Aslında bu bahçeyi güzel kılmak sizin elinizdedir. İlişkiden sonra da kendi hayallerinize, ailenize, arkadaşlarınıza, hobilerinize, iş hayatınıza, düşünce ve duygularınıza, kısacası sizi siz yapan her şeye verdiğiniz değeri ve enerjiyi en az ilişkiden önceki kadar vermeye devam ederseniz o bahçeniz her zaman çiçek açmaya devam edecek. Böylelikle kendi hayatınıza verdiğiniz bu değerin çevrelerce de size verildiğine inanacak ve göreceksiniz.

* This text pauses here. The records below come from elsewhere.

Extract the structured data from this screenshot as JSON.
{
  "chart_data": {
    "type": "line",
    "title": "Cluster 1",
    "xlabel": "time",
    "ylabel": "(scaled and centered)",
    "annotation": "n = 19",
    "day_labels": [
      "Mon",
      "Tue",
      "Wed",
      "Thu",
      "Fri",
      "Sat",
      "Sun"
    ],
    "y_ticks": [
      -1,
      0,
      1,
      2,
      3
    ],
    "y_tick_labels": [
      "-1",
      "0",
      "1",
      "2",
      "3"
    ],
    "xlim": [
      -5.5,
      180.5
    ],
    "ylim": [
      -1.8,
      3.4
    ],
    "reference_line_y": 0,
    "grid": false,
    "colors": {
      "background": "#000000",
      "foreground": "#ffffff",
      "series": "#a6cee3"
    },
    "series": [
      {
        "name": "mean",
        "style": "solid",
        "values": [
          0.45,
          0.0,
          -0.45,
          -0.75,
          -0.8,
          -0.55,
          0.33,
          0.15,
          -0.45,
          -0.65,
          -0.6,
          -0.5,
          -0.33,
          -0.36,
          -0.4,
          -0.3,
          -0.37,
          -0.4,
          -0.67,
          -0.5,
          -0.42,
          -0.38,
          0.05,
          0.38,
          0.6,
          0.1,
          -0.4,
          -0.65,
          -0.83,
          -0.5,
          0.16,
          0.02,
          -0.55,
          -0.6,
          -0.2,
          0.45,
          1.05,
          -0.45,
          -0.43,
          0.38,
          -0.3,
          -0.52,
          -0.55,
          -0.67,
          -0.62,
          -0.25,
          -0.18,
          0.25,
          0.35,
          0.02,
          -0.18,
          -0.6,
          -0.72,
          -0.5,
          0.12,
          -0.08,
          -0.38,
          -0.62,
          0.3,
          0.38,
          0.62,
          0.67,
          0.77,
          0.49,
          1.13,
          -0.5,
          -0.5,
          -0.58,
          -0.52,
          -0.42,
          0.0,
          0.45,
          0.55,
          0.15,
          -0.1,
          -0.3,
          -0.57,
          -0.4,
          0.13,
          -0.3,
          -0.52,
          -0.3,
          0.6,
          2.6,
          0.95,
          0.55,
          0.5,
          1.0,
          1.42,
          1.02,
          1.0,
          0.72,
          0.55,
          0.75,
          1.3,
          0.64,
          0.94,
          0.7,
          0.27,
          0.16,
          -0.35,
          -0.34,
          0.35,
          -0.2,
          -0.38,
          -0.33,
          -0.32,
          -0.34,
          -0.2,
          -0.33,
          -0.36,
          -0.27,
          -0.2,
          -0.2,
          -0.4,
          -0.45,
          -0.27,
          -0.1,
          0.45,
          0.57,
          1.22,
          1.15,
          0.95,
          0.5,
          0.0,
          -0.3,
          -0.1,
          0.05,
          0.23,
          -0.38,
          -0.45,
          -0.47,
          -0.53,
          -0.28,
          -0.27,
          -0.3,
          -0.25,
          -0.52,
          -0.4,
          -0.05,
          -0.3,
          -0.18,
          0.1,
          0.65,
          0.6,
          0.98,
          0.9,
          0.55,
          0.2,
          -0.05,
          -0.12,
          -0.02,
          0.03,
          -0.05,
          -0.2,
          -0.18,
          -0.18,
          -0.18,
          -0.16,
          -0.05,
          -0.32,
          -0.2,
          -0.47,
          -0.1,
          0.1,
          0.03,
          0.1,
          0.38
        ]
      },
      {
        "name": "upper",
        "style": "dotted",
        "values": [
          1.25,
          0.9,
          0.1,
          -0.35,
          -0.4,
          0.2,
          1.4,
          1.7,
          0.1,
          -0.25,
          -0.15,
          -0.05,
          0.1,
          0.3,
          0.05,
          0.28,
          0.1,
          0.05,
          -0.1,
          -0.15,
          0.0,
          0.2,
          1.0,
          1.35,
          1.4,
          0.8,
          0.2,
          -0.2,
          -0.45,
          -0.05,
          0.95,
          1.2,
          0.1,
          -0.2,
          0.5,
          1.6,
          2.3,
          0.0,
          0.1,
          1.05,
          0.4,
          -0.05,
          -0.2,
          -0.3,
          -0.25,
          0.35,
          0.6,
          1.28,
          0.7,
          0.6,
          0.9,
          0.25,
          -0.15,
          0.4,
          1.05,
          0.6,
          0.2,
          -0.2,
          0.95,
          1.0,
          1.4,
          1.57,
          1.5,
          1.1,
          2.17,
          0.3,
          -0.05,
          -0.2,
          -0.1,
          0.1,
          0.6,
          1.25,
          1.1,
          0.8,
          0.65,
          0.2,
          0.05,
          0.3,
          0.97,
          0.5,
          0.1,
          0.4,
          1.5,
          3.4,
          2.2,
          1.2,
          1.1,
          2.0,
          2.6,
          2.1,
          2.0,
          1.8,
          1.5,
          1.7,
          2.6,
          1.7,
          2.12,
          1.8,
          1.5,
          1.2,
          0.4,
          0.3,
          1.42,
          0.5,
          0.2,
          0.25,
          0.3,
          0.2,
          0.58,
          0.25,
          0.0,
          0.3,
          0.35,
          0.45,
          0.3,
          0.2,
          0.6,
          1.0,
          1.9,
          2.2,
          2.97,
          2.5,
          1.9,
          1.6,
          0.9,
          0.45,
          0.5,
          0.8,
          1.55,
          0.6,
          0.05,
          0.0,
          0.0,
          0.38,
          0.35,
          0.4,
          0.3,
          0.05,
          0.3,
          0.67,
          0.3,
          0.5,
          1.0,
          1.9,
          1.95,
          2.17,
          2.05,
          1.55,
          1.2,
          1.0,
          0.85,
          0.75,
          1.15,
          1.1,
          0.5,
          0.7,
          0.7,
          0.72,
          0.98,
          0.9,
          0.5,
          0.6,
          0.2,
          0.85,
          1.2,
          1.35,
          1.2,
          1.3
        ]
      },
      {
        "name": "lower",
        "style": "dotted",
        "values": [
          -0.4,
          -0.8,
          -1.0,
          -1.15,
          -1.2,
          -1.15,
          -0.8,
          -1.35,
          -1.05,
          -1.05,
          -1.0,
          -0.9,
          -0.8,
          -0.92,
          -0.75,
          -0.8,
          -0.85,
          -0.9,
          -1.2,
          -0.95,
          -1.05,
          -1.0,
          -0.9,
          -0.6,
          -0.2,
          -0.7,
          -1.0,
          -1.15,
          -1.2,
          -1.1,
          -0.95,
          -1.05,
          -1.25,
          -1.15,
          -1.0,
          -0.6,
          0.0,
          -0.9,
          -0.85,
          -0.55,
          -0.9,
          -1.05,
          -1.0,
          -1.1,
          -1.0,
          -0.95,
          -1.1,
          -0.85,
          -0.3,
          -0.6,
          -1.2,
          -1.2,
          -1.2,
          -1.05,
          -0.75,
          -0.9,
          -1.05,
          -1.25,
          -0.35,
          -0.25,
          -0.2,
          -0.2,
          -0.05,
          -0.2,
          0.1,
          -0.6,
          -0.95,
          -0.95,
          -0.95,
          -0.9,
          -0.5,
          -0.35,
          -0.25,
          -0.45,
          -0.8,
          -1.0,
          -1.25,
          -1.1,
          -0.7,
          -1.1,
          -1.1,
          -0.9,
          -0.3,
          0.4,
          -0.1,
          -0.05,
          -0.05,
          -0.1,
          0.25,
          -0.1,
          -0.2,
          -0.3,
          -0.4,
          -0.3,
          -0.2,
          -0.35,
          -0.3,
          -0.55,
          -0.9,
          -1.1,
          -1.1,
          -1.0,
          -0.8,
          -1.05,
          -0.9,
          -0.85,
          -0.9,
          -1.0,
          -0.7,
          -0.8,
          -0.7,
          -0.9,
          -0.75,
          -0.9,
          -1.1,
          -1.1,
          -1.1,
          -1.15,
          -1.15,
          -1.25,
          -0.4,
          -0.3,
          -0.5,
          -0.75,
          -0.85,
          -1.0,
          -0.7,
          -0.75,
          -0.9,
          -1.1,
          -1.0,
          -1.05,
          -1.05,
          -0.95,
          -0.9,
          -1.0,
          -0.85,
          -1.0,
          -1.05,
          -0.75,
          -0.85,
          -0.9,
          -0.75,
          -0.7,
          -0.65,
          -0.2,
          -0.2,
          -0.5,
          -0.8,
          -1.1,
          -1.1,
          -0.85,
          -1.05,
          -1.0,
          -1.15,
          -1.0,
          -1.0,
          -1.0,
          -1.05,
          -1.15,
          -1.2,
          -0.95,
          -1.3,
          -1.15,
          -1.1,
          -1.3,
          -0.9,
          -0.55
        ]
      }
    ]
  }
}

Diğer bir taraftan ilgi gören çünkü bunu hak eden biri olduğunuzu ve dolayısıyla partnerinizin sizi kaybetmemek adına zaman zaman kıskançlık tutumları sergileyebileceğini bilecek ama bu kıskançlığın anormal boyuta ulaştığı durumları da gözden kaçırmamış olacaksınız. İşte tam olarak bu noktada da “Dur” diyebileceksiniz, diyebilmelisiniz. Çünkü eğer toleransınızı aştığı durumda engellemezseniz arkasının gelebileceğini, müdahale ve olumsuz davranışların artarak ivme kazanabileceğini bilmelisiniz. Sizi, düşüncelerinizi, duygularınızı ve hayallerinizi ihmal veya istismar ettiğini hissettiğinizde “hayır” diyebilmeli ve sınırınızı çizebilmelisiniz. İhlal etmesine izin vermediğiniz sınırlarınız, sizi güvende tutarak partnerinizin özel alanınıza girmesini engeller ve ilişkinizin çoğunlukla sizin yaptığınız fedakârlıklar doğrultusunda ilerlememesine sebep olur.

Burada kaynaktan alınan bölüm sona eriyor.